Anatomy of an earthquake
The earth is made up of chunks of solid rocks called tectonic plates. Discontinuities in these rock masses, along which they have moved, are called fault lines. These fractures are a result of tectonic forces and stress that builds up in the earth’s lithosphere, causing the rocks to break and slip.
An earthquake occurs when blocks of lithosphere suddenly slip past one another, releasing energy and sending seismic waves through the ground.
The surface where the lithosphere chunks slip becomes a fault plane. The point within the earth where the fault rupture starts and produces an earthquake is called the focus or the hypocentre. The point on the surface of the earth directly above it is called the epicentre.
Tectonic plates are slow moving but are always in motion, mostly due to the heat energy generated inside the earth. The edges of these plates are called plate boundaries and consist of faults— this is where most earthquakes occur.
Why do frequent earthquakes occur in Afghanistan?
Afghanistan is located over multiple fault lines in the region where the Indian and the Eurasian tectonic plates meet. These plates collide often, leading to significant tectonic activity in the region.
Afghanistan is located on the Eurasian plate. Towards western Afghanistan, the Arabian plate subducts northward under Eurasia, and towards eastern Afghanistan the Indian plate does the same. In southern Afghanistan, the Arabian and Indian plates adjoin and both subduct northward under the Eurasian plate.
The Hindu Kush mountain range and the Pamir Knot are geologically complex regions where tectonic plates meet. The collision and convergence of the Indian Plate and the Eurasian Plate result in the folding and faulting of the Earth’s crust. This geological complexity contributes to the occurrence of earthquakes in the region.

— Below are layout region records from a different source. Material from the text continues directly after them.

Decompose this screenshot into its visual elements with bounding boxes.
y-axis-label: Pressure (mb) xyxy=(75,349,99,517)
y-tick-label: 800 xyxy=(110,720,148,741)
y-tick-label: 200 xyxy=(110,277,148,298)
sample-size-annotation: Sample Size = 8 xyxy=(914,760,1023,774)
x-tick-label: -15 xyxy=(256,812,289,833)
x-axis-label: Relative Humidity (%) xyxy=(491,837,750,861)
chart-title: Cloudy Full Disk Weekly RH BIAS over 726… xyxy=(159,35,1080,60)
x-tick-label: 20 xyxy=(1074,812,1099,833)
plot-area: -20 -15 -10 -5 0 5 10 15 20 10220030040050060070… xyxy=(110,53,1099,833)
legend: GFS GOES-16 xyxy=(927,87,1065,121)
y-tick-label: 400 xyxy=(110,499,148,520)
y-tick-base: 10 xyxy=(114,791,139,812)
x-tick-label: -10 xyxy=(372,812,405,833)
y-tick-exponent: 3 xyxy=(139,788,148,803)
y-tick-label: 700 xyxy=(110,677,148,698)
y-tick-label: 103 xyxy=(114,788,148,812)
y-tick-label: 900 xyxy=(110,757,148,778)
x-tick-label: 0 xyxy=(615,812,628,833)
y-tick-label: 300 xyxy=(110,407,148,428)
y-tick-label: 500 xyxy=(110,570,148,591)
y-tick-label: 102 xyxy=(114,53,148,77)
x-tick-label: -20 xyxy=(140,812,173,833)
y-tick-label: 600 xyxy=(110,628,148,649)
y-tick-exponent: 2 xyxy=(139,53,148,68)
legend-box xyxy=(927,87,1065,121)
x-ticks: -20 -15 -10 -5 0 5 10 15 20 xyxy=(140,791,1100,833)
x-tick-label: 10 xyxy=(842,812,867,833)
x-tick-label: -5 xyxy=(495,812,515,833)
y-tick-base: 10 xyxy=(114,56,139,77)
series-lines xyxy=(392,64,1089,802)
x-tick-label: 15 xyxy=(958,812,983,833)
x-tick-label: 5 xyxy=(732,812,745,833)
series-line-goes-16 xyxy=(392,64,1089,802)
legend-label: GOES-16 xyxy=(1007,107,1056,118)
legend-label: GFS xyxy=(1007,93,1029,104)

The ongoing northward movement of the Indian Plate towards the Eurasian Plate also results in compression, leading to the uplift of the Himalayas and the transmission of tectonic stress across the entire region, including Afghanistan. The compression causes the crust to deform, and creates faults and fractures that can slip and generate earthquakes. These interactions at plate boundaries generate significant tectonic stresses and result in earthquakes.
Afghanistan is also crisscrossed by various active fault systems like the Chaman Fault and the Main Pamir Thrust. These faults are the sources of many earthquakes in the region.
- Afghanistan has faced widespread destruction from intense earthquakes over the years.
- Afghanistan is located over multiple fault lines in the region over the area where the Indian and the Eurasian tectonic plates meet. These plates collide often, leading to significant tectonic activity in the region.
- Afghanistan’s Taliban-run government has put out conflicting numbers on the death toll from the October 11 quake, news agency Reuters reported.